God can do incredible restoration with crispy critters, but God can also protect, cradle and guide hearts submitted to Him. So, I think a life of hope and faith is just as dramatic a testimony to the power of God. My personal testimony right now is that we do not grieve like the rest of men who have no hope.
Monday, August 20, 2007
Subscribe to:
Post Comments (Atom)
2 comments:
Thank you, Micah, for your words. The pastor at our church (with whom I have shared your essay and your blog) says a neat benediction for our services that echoes what you are saying in this post. It goes something like this:
"Go now, and as you go, remember:
By the grace of God, we were born into this world;
By the power of God, we have been held all the day long, even unto this very hour;
And by the love of God, fully revealed in the face of our Lord and Savior Jesus Christ, we are being redeemed."

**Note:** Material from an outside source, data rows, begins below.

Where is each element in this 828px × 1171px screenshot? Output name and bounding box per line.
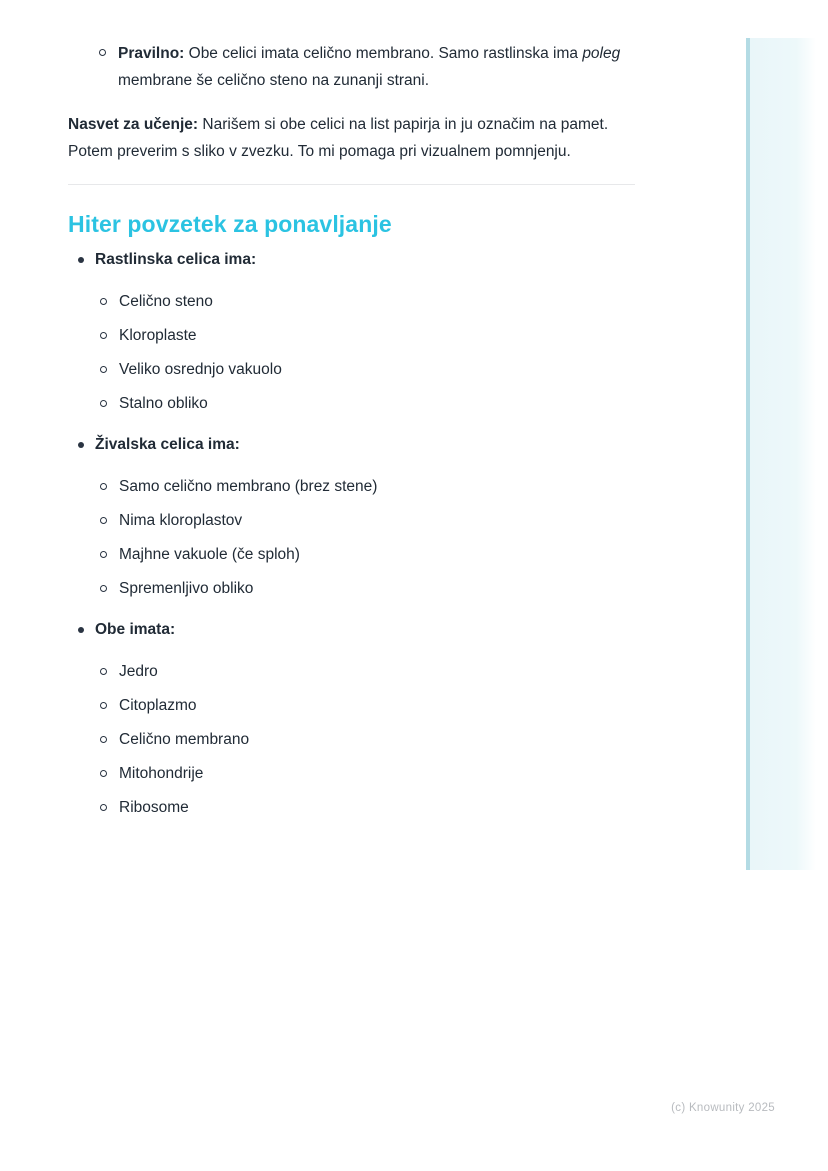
list-item (68, 289, 648, 315)
list-item (68, 357, 648, 383)
group-title: Rastlinska celica ima: (95, 251, 257, 268)
intro-bullet-list (68, 40, 648, 94)
footer-credit: (c) Knowunity 2025 (671, 1102, 775, 1114)
disc-bullet-icon (78, 257, 84, 263)
list-item-text: Ribosome (119, 799, 189, 816)
pravilno-text (118, 40, 626, 94)
page-edge-accent-fill (750, 38, 816, 870)
circle-bullet-icon (100, 585, 107, 592)
list-item-text: Samo celično membrano (brez stene) (119, 478, 378, 495)
circle-bullet-icon (100, 668, 107, 675)
list-item-text: Kloroplaste (119, 327, 197, 344)
list-item-pravilno (68, 40, 648, 94)
sub-list (68, 289, 648, 417)
group-head (68, 617, 648, 643)
circle-bullet-icon (100, 366, 107, 373)
page-edge-accent (746, 38, 816, 870)
group-head (68, 247, 648, 273)
circle-bullet-icon (100, 483, 107, 490)
list-item-text: Jedro (119, 663, 158, 680)
summary-group-rastlinska (68, 247, 648, 417)
pravilno-label: Pravilno: (118, 45, 185, 62)
summary-list (68, 247, 648, 821)
circle-bullet-icon (100, 551, 107, 558)
circle-bullet-icon (100, 332, 107, 339)
list-item-text: Majhne vakuole (če sploh) (119, 546, 300, 563)
circle-bullet-icon (100, 702, 107, 709)
list-item (68, 727, 648, 753)
list-item (68, 761, 648, 787)
list-item (68, 795, 648, 821)
disc-bullet-icon (78, 627, 84, 633)
group-title: Obe imata: (95, 621, 176, 638)
circle-bullet-icon (100, 804, 107, 811)
circle-bullet-icon (100, 736, 107, 743)
document-content (68, 40, 648, 836)
circle-bullet-icon (100, 517, 107, 524)
list-item (68, 391, 648, 417)
group-head (68, 432, 648, 458)
section-divider (68, 184, 635, 185)
list-item-text: Veliko osrednjo vakuolo (119, 361, 282, 378)
list-item-text: Spremenljivo obliko (119, 580, 254, 597)
study-tip-text: Narišem si obe celici na list papirja in ju označim na pamet. Potem preverim s sliko v zvezku. To mi pomaga pri vizualnem pomnjenju. (68, 116, 609, 160)
list-item (68, 323, 648, 349)
list-item (68, 474, 648, 500)
list-item (68, 576, 648, 602)
summary-group-obe (68, 617, 648, 821)
list-item-text: Nima kloroplastov (119, 512, 243, 529)
circle-bullet-icon (100, 298, 107, 305)
disc-bullet-icon (78, 442, 84, 448)
list-item-text: Stalno obliko (119, 395, 208, 412)
list-item-text: Citoplazmo (119, 697, 197, 714)
section-heading: Hiter povzetek za ponavljanje (68, 211, 392, 237)
list-item (68, 542, 648, 568)
pravilno-body-2: membrane še celično steno na zunanji strani. (118, 72, 430, 89)
list-item (68, 659, 648, 685)
sub-list (68, 659, 648, 821)
list-item (68, 508, 648, 534)
pravilno-italic-word: poleg (582, 45, 621, 62)
list-item-text: Celično steno (119, 293, 213, 310)
pravilno-body-1: Obe celici imata celično membrano. Samo rastlinska ima (184, 45, 583, 62)
list-item-text: Celično membrano (119, 731, 250, 748)
list-item-text: Mitohondrije (119, 765, 204, 782)
circle-bullet-icon (99, 49, 106, 56)
circle-bullet-icon (100, 400, 107, 407)
summary-group-zivalska (68, 432, 648, 602)
group-title: Živalska celica ima: (95, 436, 240, 453)
list-item (68, 693, 648, 719)
study-tip-label: Nasvet za učenje: (68, 116, 199, 133)
circle-bullet-icon (100, 770, 107, 777)
sub-list (68, 474, 648, 602)
study-tip (68, 111, 644, 165)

Our prayers continue to be with you all. We love you!
glad you shared this. good to read. i lead a small group at the "United" summer camp at camp WOW a few weeks ago. i had 9 middle school girls who were all, first hand, going through things i didn't even know about at that age. three of them had lost a best friend in a terrible car accident earlier in the year. This girl was in their small grou pand church and went to their school. thing was, they were still going through the first stage(s) of grief over this girl... talking not to God, but to HER when they were sad... feeling guilty abuut doing things without her... and crying over her at the drop of a hat. i wanted to share something inspirational and comforting, but i had nothing. that 1 Thessalonians 4:13 verse is all there is to say. bless you, friend.